We provide a simple usage example in this
[Colab notebook](https://colab.research.google.com/drive/1eSvp-eUDYPj0Sd0X_Mv9s9VkE8RNDg1u). It can also be downloaded
and executed locally as a Jupyter notebook.

In addition, there are several data loading implementations of popular datasets across different research domains that
use `DataPipes`. You can find a few [selected examples here](https://pytorch.org/data/main/examples.html).
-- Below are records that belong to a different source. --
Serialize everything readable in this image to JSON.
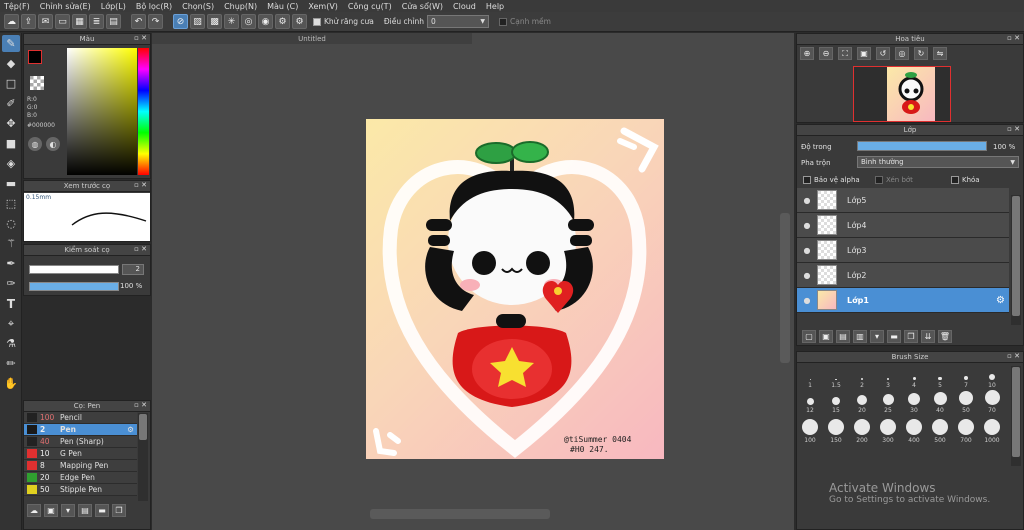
{
  "menu": [
    "Tệp(F)",
    "Chỉnh sửa(E)",
    "Lớp(L)",
    "Bộ lọc(R)",
    "Chọn(S)",
    "Chụp(N)",
    "Màu (C)",
    "Xem(V)",
    "Công cụ(T)",
    "Cửa sổ(W)",
    "Cloud",
    "Help"
  ],
  "toolbar": {
    "antialias_label": "Khử răng cưa",
    "adjust_label": "Điều chỉnh",
    "adjust_value": "0",
    "soft_edge_label": "Cạnh mềm"
  },
  "color_panel": {
    "title": "Màu",
    "r": "R:0",
    "g": "G:0",
    "b": "B:0",
    "hex": "#000000"
  },
  "brush_preview": {
    "title": "Xem trước cọ",
    "size": "0.15mm"
  },
  "brush_control": {
    "title": "Kiểm soát cọ",
    "size_value": "2",
    "opacity_value": "100 %"
  },
  "brush_list": {
    "title": "Cọ: Pen",
    "items": [
      {
        "size": "100",
        "name": "Pencil",
        "color": "#222222"
      },
      {
        "size": "2",
        "name": "Pen",
        "color": "#1a1a1a"
      },
      {
        "size": "40",
        "name": "Pen (Sharp)",
        "color": "#222222"
      },
      {
        "size": "10",
        "name": "G Pen",
        "color": "#e03030"
      },
      {
        "size": "8",
        "name": "Mapping Pen",
        "color": "#e03030"
      },
      {
        "size": "20",
        "name": "Edge Pen",
        "color": "#30a030"
      },
      {
        "size": "50",
        "name": "Stipple Pen",
        "color": "#e0d020"
      }
    ]
  },
  "canvas": {
    "tab_title": "Untitled",
    "signature_line1": "@tiSummer 0404",
    "signature_line2": "#H0 247."
  },
  "navigator": {
    "title": "Hoa tiêu"
  },
  "layers_panel": {
    "title": "Lớp",
    "opacity_label": "Độ trong",
    "opacity_value": "100 %",
    "opacity_fraction": 1.0,
    "blend_label": "Pha trộn",
    "blend_value": "Bình thường",
    "protect_alpha": "Bảo vệ alpha",
    "clipping": "Xén bớt",
    "lock": "Khóa",
    "layers": [
      "Lớp5",
      "Lớp4",
      "Lớp3",
      "Lớp2",
      "Lớp1"
    ]
  },
  "brush_size": {
    "title": "Brush Size",
    "sizes": [
      "1",
      "1.5",
      "2",
      "3",
      "4",
      "5",
      "7",
      "10",
      "12",
      "15",
      "20",
      "25",
      "30",
      "40",
      "50",
      "70",
      "100",
      "150",
      "200",
      "300",
      "400",
      "500",
      "700",
      "1000"
    ]
  },
  "watermark": {
    "line1": "Activate Windows",
    "line2": "Go to Settings to activate Windows."
  }
}
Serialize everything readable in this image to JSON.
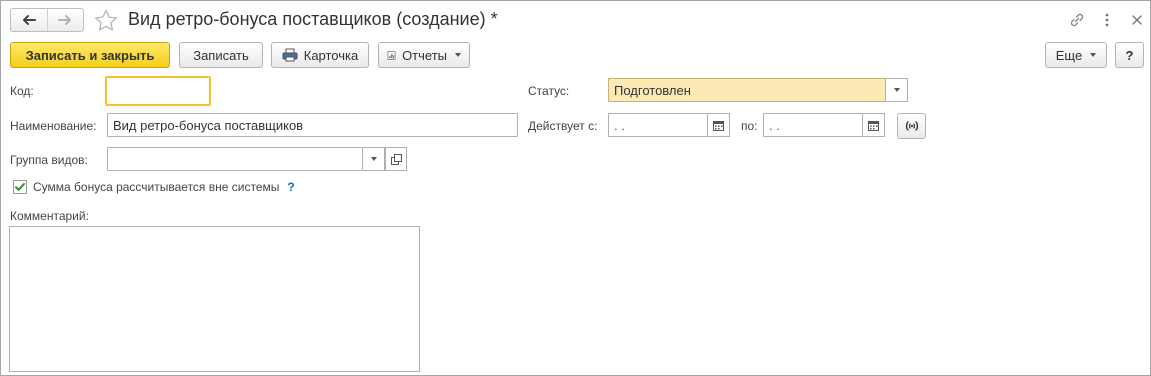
{
  "window": {
    "title": "Вид ретро-бонуса поставщиков (создание) *"
  },
  "toolbar": {
    "save_close_label": "Записать и закрыть",
    "save_label": "Записать",
    "card_label": "Карточка",
    "reports_label": "Отчеты",
    "more_label": "Еще",
    "help_label": "?"
  },
  "form": {
    "code": {
      "label": "Код:",
      "value": ""
    },
    "name": {
      "label": "Наименование:",
      "value": "Вид ретро-бонуса поставщиков"
    },
    "group": {
      "label": "Группа видов:",
      "value": ""
    },
    "bonus_check": {
      "label": "Сумма бонуса рассчитывается вне системы",
      "checked": true,
      "help": "?"
    },
    "comment": {
      "label": "Комментарий:",
      "value": ""
    },
    "status": {
      "label": "Статус:",
      "value": "Подготовлен"
    },
    "valid_from": {
      "label": "Действует с:",
      "value": " .  ."
    },
    "valid_to": {
      "label": "по:",
      "value": " .  ."
    }
  },
  "colors": {
    "primary_button": "#f6cf1a",
    "focus_border": "#f4c430",
    "status_field_bg": "#fde9b3",
    "help_link": "#1a6fb3"
  }
}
## Frequently Asked Questions (FAQ)

<details>
<summary>
What should I do if the existing set of DataPipes does not do what I need?
</summary>

You can
[implement your own custom DataPipe](https://pytorch.org/data/main/dp_tutorial.html#implementing-a-custom-datapipe). If
you believe your use case is common enough such that the community can benefit from having your custom DataPipe added to
this library, feel free to open a GitHub issue. We will be happy to discuss!

</details>

<details>
<summary>
What happens when the <code>Shuffler</code> DataPipe is used with DataLoader?
</summary>

In order to enable shuffling, you need to add a `Shuffler` to your DataPipe line. Then, by default, shuffling will
happen at the point where you specified as long as you do not set `shuffle=False` within DataLoader.

</details>

<details>
<summary>
What happens when the <code>Batcher</code> DataPipe is used with DataLoader?
</summary>

If you choose to use `Batcher` while setting `batch_size > 1` for DataLoader, your samples will be batched more than
once. You should choose one or the other.

</details>

<details>
<summary>
Why are there fewer built-in <code>MapDataPipes</code> than <code>IterDataPipes</code>?
</summary>

By design, there are fewer `MapDataPipes` than `IterDataPipes` to avoid duplicate implementations of the same
functionalities as `MapDataPipe`. We encourage users to use the built-in `IterDataPipe` for various functionalities, and
convert it to `MapDataPipe` as needed.

</details>

<details>
<summary>
How is multiprocessing handled with DataPipes?
</summary>

Multi-process data loading is still handled by the `DataLoader`, see the
[DataLoader documentation for more details](https://pytorch.org/docs/stable/data.html#single-and-multi-process-data-loading).
As of PyTorch version >= 1.12.0 (TorchData version >= 0.4.0), data sharding is automatically done for DataPipes within
the `DataLoader` as long as a `ShardingFilter` DataPipe exists in your pipeline. Please see the
[tutorial](https://pytorch.org/data/main/dp_tutorial.html#working-with-dataloader) for an example.

</details>

<details>
<summary>
What is the upcoming plan for DataLoader?
</summary>

`DataLoader2` is in the prototype phase and more features are actively being developed. Please see the
[README file in `torchdata/dataloader2`](https://github.com/pytorch/data/blob/main/torchdata/dataloader2/README.md). If
you would like to experiment with it (or other prototype features), we encourage you to install the nightly version of
this library.

</details>

<details>
<summary>
Why is there an Error saying the specified DLL could not be found at the time of importing <code>portalocker</code>?
</summary>

It only happens for people who runs `torchdata` on Windows OS as a common problem with `pywin32`. And, you can find the
reason and the solution for it in the
[link](https://github.com/mhammond/pywin32#the-specified-procedure-could-not-be-found--entry-point-not-found-errors).

</details>

## Contributing

We welcome PRs! See the [CONTRIBUTING](CONTRIBUTING.md) file.

## Beta Usage and Feedback

We'd love to hear from and work with early adopters to shape our designs. Please reach out by raising an issue if you're
interested in using this tooling for your project.

## License

TorchData is BSD licensed, as found in the [LICENSE](LICENSE) file.